Appropriate transparency vs privacy?
The recent news about the detention of Alexey Pertsev in the Netherlands for his role in the sanctioned Tornado Cash protocol raises many issues about privacy on public blockchains. The court hearing in ‘s-Hertogenbosch on 22nd November argued that he had more of a role than a software engineer who had simply written a smart contract and centered on arguments about token holdings and control along with evidence of design decisions taken from private messages.
U.S. Department of the Treasury’s Office of Foreign Assets Control (OFAC) sanctioned Tornado Cash, a token mixer that helped obfuscate the origin of funds. The central case was the accusation that Tornado had facilitated the proceeds of crime to be hidden using the technology, and the implication was that all funds sent to Tornado must therefore be suspicious.
There are many debates about the long reach of OFAC and the decision to sanction a smart contract which are good subjects for another blog.
A naïve viewpoint is that all mixers are bad and only there for criminals, and why stop at mixers there are also those who subscribe to the viewpoint that all tokens, crypto, and blockchains are only used by criminals.
We need some perspective here; you can argue for banning cash as it is used by criminals. There is a grain of truth in this, and measures have been taken to prevent large cash payments as the recent announcement by the Dutch government to limit cash transactions to €3000 and ban €500 notes. In 16 member states of the EU, there are limits ranging from €500 in Greece to €14,000 in Poland.

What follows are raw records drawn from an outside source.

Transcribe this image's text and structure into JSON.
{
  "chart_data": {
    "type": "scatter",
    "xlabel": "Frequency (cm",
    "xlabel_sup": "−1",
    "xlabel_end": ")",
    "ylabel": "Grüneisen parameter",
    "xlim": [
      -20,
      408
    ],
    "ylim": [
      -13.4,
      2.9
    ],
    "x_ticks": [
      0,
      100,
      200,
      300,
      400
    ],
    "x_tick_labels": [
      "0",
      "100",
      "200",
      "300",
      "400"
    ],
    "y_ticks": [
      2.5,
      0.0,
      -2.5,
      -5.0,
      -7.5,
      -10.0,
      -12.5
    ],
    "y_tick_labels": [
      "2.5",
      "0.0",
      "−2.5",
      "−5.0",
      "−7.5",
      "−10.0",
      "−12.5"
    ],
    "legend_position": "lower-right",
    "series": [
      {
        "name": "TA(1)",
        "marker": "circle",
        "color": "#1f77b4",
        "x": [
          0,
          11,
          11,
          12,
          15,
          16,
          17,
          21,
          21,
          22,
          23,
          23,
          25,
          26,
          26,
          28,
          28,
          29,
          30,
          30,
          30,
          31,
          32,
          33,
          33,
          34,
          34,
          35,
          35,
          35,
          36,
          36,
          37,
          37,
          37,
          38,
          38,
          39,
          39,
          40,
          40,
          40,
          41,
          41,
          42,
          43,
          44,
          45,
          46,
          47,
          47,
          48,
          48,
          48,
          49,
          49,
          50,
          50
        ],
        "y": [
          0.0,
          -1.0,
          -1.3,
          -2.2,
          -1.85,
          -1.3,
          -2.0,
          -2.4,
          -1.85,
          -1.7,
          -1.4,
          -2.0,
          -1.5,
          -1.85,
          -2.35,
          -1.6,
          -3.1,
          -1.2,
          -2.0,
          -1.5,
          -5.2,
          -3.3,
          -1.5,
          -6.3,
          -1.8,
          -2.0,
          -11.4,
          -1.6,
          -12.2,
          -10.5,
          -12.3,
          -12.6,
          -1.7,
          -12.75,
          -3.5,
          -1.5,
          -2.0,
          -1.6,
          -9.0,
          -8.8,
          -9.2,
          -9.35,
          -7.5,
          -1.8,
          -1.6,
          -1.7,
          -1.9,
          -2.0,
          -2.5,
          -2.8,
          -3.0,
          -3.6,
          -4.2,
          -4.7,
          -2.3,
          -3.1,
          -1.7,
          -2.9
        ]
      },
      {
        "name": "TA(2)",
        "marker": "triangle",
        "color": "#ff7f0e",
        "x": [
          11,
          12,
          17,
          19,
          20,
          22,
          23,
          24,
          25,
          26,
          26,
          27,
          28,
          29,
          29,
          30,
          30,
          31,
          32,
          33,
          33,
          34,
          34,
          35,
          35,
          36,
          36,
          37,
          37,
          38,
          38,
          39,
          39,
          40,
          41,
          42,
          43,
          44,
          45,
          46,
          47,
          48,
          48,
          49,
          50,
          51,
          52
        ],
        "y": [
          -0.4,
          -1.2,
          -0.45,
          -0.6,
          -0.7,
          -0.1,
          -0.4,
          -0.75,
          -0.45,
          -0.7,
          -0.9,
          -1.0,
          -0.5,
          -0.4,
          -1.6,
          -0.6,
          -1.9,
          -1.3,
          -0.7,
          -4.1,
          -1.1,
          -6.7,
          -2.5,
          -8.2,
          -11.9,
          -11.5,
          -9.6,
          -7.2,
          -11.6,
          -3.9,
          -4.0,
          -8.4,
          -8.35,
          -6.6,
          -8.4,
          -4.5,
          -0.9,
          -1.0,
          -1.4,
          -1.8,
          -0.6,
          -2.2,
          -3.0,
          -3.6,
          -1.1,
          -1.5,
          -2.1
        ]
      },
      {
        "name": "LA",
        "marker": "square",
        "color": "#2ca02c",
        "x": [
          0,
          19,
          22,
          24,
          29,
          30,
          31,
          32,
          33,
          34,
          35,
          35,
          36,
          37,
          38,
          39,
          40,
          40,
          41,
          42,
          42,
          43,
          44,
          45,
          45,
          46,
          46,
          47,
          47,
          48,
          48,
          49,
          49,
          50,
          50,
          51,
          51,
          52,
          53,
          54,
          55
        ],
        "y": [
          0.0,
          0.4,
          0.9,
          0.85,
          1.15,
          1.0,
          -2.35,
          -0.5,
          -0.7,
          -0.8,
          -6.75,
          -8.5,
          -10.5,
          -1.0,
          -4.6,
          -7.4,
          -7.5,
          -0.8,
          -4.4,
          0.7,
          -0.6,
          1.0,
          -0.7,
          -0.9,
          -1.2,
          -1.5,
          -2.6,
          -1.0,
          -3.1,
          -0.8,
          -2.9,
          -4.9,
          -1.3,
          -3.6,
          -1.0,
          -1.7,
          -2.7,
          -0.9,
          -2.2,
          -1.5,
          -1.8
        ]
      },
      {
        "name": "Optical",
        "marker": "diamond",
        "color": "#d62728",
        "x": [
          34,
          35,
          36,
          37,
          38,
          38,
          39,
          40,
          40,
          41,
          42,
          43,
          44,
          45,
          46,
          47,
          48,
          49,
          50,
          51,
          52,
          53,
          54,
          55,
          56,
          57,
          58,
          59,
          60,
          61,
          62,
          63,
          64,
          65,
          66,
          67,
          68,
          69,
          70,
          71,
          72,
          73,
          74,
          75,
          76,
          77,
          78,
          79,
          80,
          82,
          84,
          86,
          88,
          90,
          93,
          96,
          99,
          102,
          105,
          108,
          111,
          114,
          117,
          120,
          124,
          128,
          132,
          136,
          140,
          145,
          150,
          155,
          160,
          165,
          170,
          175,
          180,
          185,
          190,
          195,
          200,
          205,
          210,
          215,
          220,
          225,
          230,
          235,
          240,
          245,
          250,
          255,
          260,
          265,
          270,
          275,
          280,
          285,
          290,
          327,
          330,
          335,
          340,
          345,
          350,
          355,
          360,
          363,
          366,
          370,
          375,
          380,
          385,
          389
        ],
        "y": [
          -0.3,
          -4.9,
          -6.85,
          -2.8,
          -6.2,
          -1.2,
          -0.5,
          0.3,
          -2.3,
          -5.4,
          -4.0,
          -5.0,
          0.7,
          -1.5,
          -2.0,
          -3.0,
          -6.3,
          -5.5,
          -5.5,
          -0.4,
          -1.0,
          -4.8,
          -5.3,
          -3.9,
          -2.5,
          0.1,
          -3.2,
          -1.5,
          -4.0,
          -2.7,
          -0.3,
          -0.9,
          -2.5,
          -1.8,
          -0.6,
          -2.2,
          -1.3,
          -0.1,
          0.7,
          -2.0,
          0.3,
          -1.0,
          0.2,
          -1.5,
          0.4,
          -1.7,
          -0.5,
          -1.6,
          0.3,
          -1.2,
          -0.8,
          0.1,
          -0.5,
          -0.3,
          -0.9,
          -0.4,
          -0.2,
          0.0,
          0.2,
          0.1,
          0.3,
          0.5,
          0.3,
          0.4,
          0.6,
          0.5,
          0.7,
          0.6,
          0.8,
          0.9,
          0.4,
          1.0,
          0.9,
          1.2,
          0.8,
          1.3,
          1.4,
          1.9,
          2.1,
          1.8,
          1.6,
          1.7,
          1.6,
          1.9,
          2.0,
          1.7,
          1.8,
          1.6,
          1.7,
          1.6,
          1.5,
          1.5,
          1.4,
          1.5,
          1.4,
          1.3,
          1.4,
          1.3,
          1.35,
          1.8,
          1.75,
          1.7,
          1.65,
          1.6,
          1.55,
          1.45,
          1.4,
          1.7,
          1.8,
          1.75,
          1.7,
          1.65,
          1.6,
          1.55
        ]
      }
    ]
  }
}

Governments are getting serious about stopping the proceeds of crime with more and more Anti Money Laundering (AML) legislation being bought in.
What is staggering is that it is estimated that 98.9% of the proceeds of crime are unrecovered in the EU. This is, of course, fuel to those who think that AML checks are ineffective and thus need abolishing.
In an earlier blog, I wrote about how blockchains could improve the processes of monitoring the proceeds of crime, allowing financial crime units to watch the activity on the chain as opposed to managing the flow of reports sent by intermediaries.
Financial crime is a serious issue that needs addressing and will need the participation of the wider community to address it. Simplistic sanctioning or banning things like mixers is a quick fix, but the phrase “don’t throw the baby out with the bathwater” comes to mind.
A more nuanced approach is in using verifiable credentials, which helps in establishing identity without disclosing personal information, and in the case of Tornado, had verifiable credentials been used, then it would have quickly stopped the flow of dodgy money.
Why am I advocating mixers? There is a bigger issue that needs exploring, namely over a person’s reasonable expectation of privacy versus transparency, and this naturally encompasses the discussion about combatting the proceeds of crime.
Transparency vs privacy on an open blockchain?
Fully privacy is problematic for combatting the flow of funds derived from the proceeds of crime as anonymity hides the Ultimate Beneficiary in the same way a blind trust does.
Full transparency is problematic as being able to see every payment I have made with an address as potentially discloses more information than I want to give. For example, when I buy a magazine with a token, the shop keeper knows who I am and now knows my address. She can look up my full transaction history from the beginning of time armed with information I may not want to make available to her.
There is a spectrum between these two points. On the transparency side of the spectrum, we have models such as the Nordic countries where salary information is made public, and the benefits are shown to reduce gender pay gaps; it increases overall job satisfaction knowing you are paid the same as your peers, and there is less corruption in these countries. Perhaps we can be transparent about how we receive income, such as disclosing salary information and how much we made through investing or through side hustles, but do we really need to share how we spend our money or whether we save lots?
We need an open discussion on what is acceptable to share and what data needs protecting.
Adoption of verifiable credentials go a long way in not disclosing information on a blockchain and ensuring key data is protected, but that leaves the transaction information connected to an address. Since we do not know who owns an address, all is well until you use it in connection with a transaction where you can be identified, and your whole transaction history is on show.
One solution to the problem is the use of a “burner” address in combination with a mixer. The mixer hides the origin of funds, and you get to spend while keeping your transaction history private. The issue with mixers, as I started with the blog, is that they also need to ensure the proceeds of crime cannot flow through them. We could have a mixer that required verifiable credentials to participate, which would curtail the criminal activity. The solution is also a bit clumsy and mimics a pre-paid credit card with some advantages but also a lack of flexibility.
This is where I get tangled in knots about where privacy should go. The real issue is making a payment in person where you can be identified, can this be obfuscated on the client side so that the recipient knows that the transaction has been done but does not find out your address? A savvy operator would know the time of the transaction and be able to look at the block explorer to figure out the transaction details and, thus, your address. Could the transaction be done in a smart contract so you would only see an interaction with a smart contract and the payee side done in an encrypted way?
There need to be discussions around concrete measures of how we balance transparency, privacy, and integrity (by stopping the flow of the proceeds of crime). There is a niggle that this could be like the old technology saying, “Faster, cheaper, better. Pick two,” where we have to choose two from transparency, privacy, and integrity?